Editor, templates and landing pages

MailerLite's drag-and-drop editor is the cleaner of the two, and the free plan also includes landing pages, signup forms, and even a basic website builder, so you can run an entire funnel in one place. Mailchimp's editor is more powerful but busier, and its free landing pages and templates are more limited. For most people getting started, MailerLite feels faster to work in.

Pricing as you grow

Free does not last forever, so the upgrade path matters. MailerLite's paid plans start around $9/mo for 500 subscribers and scale gently, roughly $18/mo at 2,500 and around $39/mo at 10,000. Mailchimp gets expensive faster: its Essentials plan starts around $13/mo for 500 contacts and climbs steeply, often costing noticeably more than MailerLite at the same list size, partly because it bills on total contacts rather than active subscribers.
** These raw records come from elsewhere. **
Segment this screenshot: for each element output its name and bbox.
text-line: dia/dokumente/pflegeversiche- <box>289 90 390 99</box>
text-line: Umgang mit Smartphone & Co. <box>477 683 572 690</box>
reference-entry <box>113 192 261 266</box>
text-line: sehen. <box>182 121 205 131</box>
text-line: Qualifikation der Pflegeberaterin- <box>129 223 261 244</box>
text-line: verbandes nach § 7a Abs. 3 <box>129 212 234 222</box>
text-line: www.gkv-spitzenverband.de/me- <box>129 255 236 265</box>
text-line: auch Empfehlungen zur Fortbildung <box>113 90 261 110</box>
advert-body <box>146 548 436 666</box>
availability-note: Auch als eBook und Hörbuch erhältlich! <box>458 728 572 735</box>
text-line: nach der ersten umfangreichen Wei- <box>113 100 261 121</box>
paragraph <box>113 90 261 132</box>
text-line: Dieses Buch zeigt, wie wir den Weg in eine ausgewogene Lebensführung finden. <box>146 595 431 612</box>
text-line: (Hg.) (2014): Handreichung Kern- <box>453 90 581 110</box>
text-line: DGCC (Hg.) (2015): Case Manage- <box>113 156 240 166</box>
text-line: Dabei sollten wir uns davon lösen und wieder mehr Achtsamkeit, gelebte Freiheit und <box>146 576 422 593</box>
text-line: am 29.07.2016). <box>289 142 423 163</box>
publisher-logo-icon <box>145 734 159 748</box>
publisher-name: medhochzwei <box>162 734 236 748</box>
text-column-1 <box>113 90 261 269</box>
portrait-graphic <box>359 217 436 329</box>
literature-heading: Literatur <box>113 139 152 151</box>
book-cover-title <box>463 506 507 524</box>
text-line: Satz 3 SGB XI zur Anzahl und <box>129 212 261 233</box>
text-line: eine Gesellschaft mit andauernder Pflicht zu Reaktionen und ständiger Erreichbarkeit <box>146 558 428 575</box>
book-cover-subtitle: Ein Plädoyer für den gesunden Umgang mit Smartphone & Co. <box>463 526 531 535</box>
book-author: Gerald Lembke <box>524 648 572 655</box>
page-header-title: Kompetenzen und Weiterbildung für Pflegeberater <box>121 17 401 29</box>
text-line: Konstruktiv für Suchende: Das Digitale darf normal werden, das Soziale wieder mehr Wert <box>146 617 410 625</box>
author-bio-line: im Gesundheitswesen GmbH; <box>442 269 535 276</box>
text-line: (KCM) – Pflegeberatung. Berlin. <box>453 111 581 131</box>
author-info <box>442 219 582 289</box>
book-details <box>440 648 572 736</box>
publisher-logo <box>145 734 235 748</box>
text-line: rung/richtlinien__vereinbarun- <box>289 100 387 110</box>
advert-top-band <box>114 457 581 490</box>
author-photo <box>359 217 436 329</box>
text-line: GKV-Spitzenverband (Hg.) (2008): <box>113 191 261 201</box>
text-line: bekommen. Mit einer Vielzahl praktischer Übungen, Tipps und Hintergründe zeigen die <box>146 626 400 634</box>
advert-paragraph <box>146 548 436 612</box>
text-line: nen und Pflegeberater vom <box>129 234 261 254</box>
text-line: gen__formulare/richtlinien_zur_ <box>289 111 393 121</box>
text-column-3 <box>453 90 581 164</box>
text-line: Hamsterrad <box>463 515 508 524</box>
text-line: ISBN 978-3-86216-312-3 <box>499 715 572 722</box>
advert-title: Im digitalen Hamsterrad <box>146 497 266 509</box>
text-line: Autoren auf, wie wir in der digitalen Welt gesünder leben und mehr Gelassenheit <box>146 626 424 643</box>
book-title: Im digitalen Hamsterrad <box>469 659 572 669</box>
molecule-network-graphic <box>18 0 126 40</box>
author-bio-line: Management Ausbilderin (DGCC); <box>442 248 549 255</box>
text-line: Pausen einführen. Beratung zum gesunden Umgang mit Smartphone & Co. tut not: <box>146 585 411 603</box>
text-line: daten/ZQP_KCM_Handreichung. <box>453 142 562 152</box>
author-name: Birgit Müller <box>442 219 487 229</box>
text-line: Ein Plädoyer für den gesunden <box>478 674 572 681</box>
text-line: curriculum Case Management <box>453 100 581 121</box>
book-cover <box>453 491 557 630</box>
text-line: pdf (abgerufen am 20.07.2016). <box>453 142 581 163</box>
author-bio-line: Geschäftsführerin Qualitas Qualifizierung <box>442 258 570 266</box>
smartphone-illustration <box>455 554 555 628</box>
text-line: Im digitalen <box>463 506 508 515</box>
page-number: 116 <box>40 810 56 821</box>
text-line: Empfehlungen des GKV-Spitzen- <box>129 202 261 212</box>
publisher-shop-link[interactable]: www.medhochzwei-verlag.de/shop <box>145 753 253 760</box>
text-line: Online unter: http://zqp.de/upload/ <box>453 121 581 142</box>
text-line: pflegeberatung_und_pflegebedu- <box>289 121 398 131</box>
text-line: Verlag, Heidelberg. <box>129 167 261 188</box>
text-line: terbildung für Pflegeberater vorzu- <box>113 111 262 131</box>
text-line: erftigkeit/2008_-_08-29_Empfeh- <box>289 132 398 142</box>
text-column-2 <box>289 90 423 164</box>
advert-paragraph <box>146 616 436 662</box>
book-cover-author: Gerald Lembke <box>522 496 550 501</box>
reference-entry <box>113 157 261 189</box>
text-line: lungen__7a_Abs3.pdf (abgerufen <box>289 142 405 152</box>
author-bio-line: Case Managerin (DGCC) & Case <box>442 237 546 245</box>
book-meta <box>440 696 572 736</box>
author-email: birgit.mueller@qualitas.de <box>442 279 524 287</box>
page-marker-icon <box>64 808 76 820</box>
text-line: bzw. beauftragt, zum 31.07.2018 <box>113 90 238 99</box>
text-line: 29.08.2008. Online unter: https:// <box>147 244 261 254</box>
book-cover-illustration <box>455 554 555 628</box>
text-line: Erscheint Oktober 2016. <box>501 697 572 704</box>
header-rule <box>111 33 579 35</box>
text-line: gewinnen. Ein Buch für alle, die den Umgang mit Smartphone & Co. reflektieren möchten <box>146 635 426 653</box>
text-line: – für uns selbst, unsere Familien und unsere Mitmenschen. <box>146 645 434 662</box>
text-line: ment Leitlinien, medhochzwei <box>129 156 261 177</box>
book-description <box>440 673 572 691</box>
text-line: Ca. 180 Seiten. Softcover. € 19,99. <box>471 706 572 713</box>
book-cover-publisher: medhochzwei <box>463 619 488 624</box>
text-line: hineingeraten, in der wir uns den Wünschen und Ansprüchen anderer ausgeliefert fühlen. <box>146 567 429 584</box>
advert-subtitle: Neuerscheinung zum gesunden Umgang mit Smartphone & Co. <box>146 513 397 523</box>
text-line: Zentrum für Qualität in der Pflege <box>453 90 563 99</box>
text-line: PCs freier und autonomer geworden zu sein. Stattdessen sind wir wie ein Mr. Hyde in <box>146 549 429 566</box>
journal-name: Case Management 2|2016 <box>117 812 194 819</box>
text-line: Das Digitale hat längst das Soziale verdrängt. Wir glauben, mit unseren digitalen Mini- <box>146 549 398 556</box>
Over a year the difference is real money.

Deliverability and support

Both land in the inbox reliably; neither has a deliverability problem that should sway your choice. On support, both offer email and chat help for the first 30 days on free, after which Mailchimp drops free users to the knowledge base while MailerLite keeps 24/7 email support on most paid tiers. It is a minor edge to MailerLite, not a dealbreaker either way.

Who should pick which

Pick MailerLite if

  • You are starting a new list and want the most free runway
  • You want automated welcome sequences without paying
  • You value a clean editor and free landing pages or a website
  • You care about a gentle, predictable price as you scale

Pick Mailchimp if

  • You are already inside the Mailchimp ecosystem
  • You need a specific integration only Mailchimp offers
  • You run a tiny list you email rarely and want the familiar brand

The verdict

For almost anyone starting a new list, MailerLite is the better free plan and it is not close: more subscribers, more than ten times the monthly sends, a real automation builder Mailchimp keeps for paid plans, and a cheaper path as you grow.

The only reason to start on Mailchimp is if you are already inside its ecosystem or specifically need an integration only it has. Otherwise start on MailerLite, and you will go much further before you ever see a paywall.

FAQ

Is MailerLite or Mailchimp better for free?

MailerLite. It gives 500 subscribers, 12,000 monthly sends, and full automations, versus Mailchimp's 250 contacts, ~1,000 sends, and single-step automations only.

Is MailerLite cheaper than Mailchimp as you scale?

Generally yes. MailerLite's paid plans start around $9/mo and scale gently, while Mailchimp's bill on total contacts and climb faster, often costing more at the same list size.

Can I build an automated welcome sequence for free?

On MailerLite, yes, its free plan includes the multi-step automation builder. On Mailchimp's free plan you only get single-step automations, so one welcome email but not a sequence.

Can I move from Mailchimp to MailerLite?

Yes. Export your contacts from Mailchimp as a CSV and import them into MailerLite, then rebuild your campaigns and automations.